Background

Spanish Legislation

Rights and obligations of foreign home buyers in Spain

Under Spanish law, any foreigner can become the owner of a home in Spain. The openness and loyalty of Spanish law is part of the country’s policy. Spain ensures that the country’s budget is replenished by attracting foreign capital and investment in real estate. In turn, foreigners are attracted to Spain by reasonable real estate prices, European legislation, a favorable political climate and a good economic forecast.

Spain is in the top 5 European destinations that lead the market for real estate investment. Tenerife, in turn, is included in the list of the most popular resorts in Spain. Canaries are attractive for their prices (here you can find an apartment from 50,000 euros), preferential taxation and lack of seasonality.

By law, foreign investors in Spain can buy and resell any property without restriction. Excluding certain types of real estate. As a rule, having a strategic location for the country.

*Excluding certain types of real estate. As a rule, having a strategic location for the country.

What you need to know if you want to buy a house in Spain

Any foreigner can buy property in Spain, regardless of whether he is a resident of the country or not. To purchase, you must have an account with a Spanish bank and NIE – tax number of a foreigner. As well as citizens of the country, foreigners in Spain can apply for a loan to purchase a home and apply for a mortgage, must pay purchase taxes and income tax. The tax rate depends on the status of the owner – is he a resident of the EU or not.

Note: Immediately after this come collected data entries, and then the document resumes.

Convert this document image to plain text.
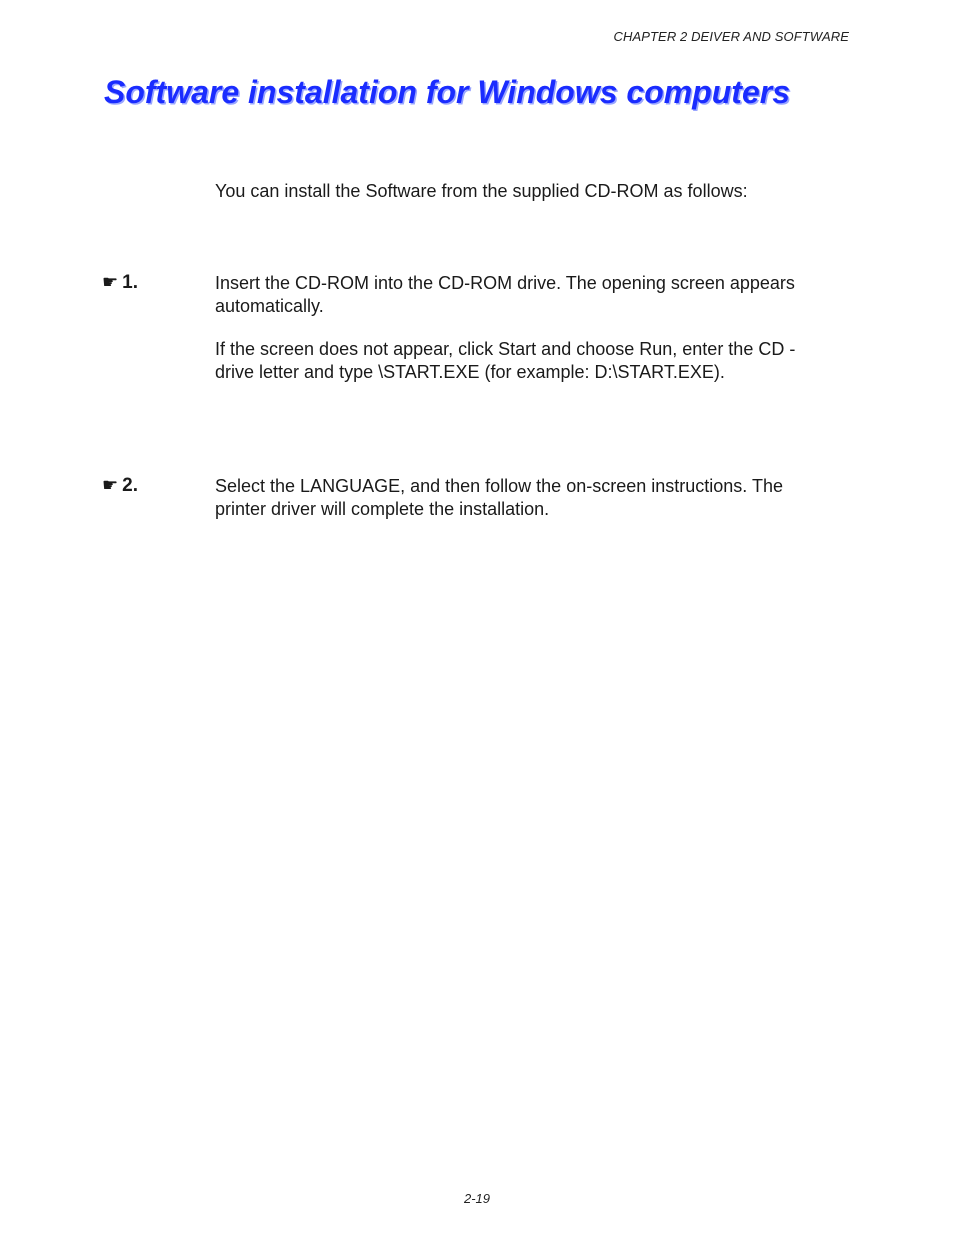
CHAPTER 2 DEIVER AND SOFTWARE
Software installation for Windows computers
You can install the Software from the supplied CD-ROM as follows:
☛ 1.	Insert the CD-ROM into the CD-ROM drive. The opening screen appears automatically.

If the screen does not appear, click Start and choose Run, enter the CD -drive letter and type \START.EXE (for example: D:\START.EXE).

☛ 2.	Select the LANGUAGE, and then follow the on-screen instructions. The printer driver will complete the installation.

2-19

How to open an account in a Spanish bank

To open an account in any of the Spanish banks you will need the following documents:

  • International passport
  • NIE (Número de Identificación de Extranjero)
  • An official document confirming the source of origin of funds – income statement, tax return, etc.
  • Some banks also ask for additional documents, depending on internal instructions.

How to get NIE

NIE (Número de Identificación de Extranjero) – foreigner identification number, aka tax number. This is an analogue of the Russian TIN. In Spain, NIE is required for any financial transaction: buying a property, a car, opening a bank account or business in the country. NIE alone does not give the right to reside in Spain and is not a visa document.

List of documents for registration NIE:

  • Foreign passport and its copy
  • EX-15 statement in Spanish indicating the purpose of obtaining NIE
  • For minors – birth certificate
  • Paid fee

There are two ways to obtain NIE. You can arrange NIE in the territory of your country of residence. To do this, apply to the Consulate General of Spain. This document can also be obtained in Spain.

Mortgage for non-residents

Obtaining a mortgage in Spain can be achieved by both citizens of the country or non-residents. However, there are defined differences between mortgage lending for foreigners and for residents. The differences concern both the list of required documents and the size of the loan. So, for residents of the EU, banks can approve up to 70 – 80% of mortgages, non-residents will be able to get about 50 – 70% of the price of real estate on credit.

Terms of financing:
  • Loan rates range from 2.5% to 3.5% per annum
  • Interest rates are of three types: fixed, floating and mixed
  • Floating rates are calculated depending on Euribor – the current average interbank rate set by EU banks for a certain period
  • Under Spanish law, mortgages and fulfillment of obligations under a mortgage agreement are certified by a notary and registered in the Property Register

*The required list of documents for obtaining a mortgage is requested at a particular bank.

Taxes in Spain for non-residents

Homeowners in Spain pay property taxes and income taxes annually. In the case of rental housing and profit from real estate investments, taxes on rental income and capital gains are paid. Non-residents pay taxes only on income received in Spain.

In Spain, tax and duty rates vary by region.

  • At the time of buying, when purchasing housing in the primary market, the buyer pays IVA or value added tax. In the Canaries, its own regional counterpart to this tax, called IGIC (Canary Islands Indirect Tax), has been introduced. It is 6.5% for 2019. When buying real estate in the secondary market, a tax on the transfer of property rights is paid, in the Canaries its rate is 6.5%.
  • Real estate tax. Owners pay IBI – municipal property tax. In the Canaries, its rate is 0.7% of the cadastral value.
  • Income tax. Impuesto sobre la renta. Income tax rates for residents can vary from 19 to 45%. Non-residents pay this tax at a fixed rate of 24%.

Since 2000, the Canary Islands has been a zone of preferential taxation – ZEC, Zona Especial Canaria (special economic zone). The regime of benefits is valid until December 31, 2019, after which it can be extended by the European Commission. The benefits apply to ZEC residents who open a business in the Canary Islands and create new jobs. If key conditions are met – minimum investment and job creation – the income tax rate in the ZEC zone is from 1 to 5%, in contrast to the generally accepted rate of 30%.